New measures announced for Australians returning from Bali to prevent $80 billion disaster

The federal government has outlined a multi-million dollar package to help prevent foot and mouth disease from arriving in Australia, amid concerns an outbreak could wipe out parts of the country’s agriculture sector.

Agriculture Minister Murray Watt said $14 million will be spent on combating the spread of the disease in Australia and overseas.

Of that, $5 million will go towards on-the-ground measures in Indonesia, Timor-Leste and Papua New Guinea, including technical assistance and epidemiological support.

A further $9 million will be spent on 18 new biosecurity officers to be stationed at Australian airports and mail centres, as well as detector dogs in Cairns and Darwin.

Funding will also go to a new northern Australia coordinator to manage surveillance and preparedness strategies across the region.

Watt warned the disease could cause an $80 billion hit to the economy if it was allowed to spread in Australia.

“We need the travelling public to take this seriously,” he said.

“If foot and mouth disease gets into our country it will be a devastating blow for our agricultural industry, particularly our livestock industry.

“While there is a lot of attention on the travelling public coming back from Indonesia … the highest-risk way of foot and mouth disease coming back into our country is through animal products, meat products and dairy products.”

NSW Premier Dominic Perrottet said a balance needed to be struck between relaxed travel restrictions and protecting the farming industry.

“We need to make sure we act quickly and err on the side of caution because the devastating impact that can have, particularly on our agricultural providers in rural and regional NSW, is significant,” he said on Friday.

“I know that state ministers are working very closely with the Commonwealth government to achieve an outcome that protects our farmers and at the same time balances the opportunity of open borders.”

The federal government had previously provided $1.5 million for at least a million doses for Indonesia’s foot-and-mouth vaccine program, following a formal request for assistance after the disease spread to Bali.

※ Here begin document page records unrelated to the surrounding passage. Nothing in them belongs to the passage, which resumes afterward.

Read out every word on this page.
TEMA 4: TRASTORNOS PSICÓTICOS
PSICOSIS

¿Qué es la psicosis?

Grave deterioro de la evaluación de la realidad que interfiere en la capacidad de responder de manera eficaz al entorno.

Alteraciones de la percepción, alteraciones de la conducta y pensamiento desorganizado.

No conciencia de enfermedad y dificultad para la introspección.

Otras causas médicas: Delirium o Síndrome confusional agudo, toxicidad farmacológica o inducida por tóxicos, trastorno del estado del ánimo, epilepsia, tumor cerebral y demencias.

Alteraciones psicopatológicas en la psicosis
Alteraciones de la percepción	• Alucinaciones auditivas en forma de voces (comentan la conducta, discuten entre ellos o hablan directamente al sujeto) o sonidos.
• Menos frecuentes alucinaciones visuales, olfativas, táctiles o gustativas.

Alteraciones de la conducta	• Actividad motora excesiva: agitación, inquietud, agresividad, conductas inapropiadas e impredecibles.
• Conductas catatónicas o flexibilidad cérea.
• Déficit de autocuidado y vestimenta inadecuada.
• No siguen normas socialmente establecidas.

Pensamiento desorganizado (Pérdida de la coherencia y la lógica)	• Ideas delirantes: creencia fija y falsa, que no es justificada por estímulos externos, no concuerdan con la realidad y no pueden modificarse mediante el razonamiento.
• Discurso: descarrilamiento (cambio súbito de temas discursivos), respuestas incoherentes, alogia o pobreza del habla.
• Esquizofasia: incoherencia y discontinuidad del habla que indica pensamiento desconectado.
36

Watt said as a result of that spread the government was now risk-profiling passengers returning from Indonesia.

“If any of those passengers match the risk profile … then those passengers are screened and go through … being questioned, having shoes cleaned, having luggage examined, having detector dogs,” he said.

“If anyone does come back in the country and declare that they have had contact with a dam or livestock, or have got grains or meat products or any of the usual things that you have to declare, then those passengers are screened as well.”

Watt has returned from Jakarta where he discussed the disease outbreak with his Indonesian counterpart.

Cases of foot and mouth disease were detected in the country in May and later surfaced in Bali, which welcomes more than 100 flights from Australia every week.

Travellers entering Australia have been advised to ensure their clothes and shoes are free of soil or manure.

The agriculture minister said keeping the disease out of the country was a joint responsibility.

“We need the state governments and territory governments to play their role in making sure that they’re prepared if we do see an outbreak come to Australia,” he said.

“We owe it to ourselves, we owe it to our farmers and we owe it to all Australians to take this disease seriously.”

The Nationals have called for the government to introduce compulsory shoe decontamination and a two-day ban from returning to regional Australia, in the wake of the outbreak.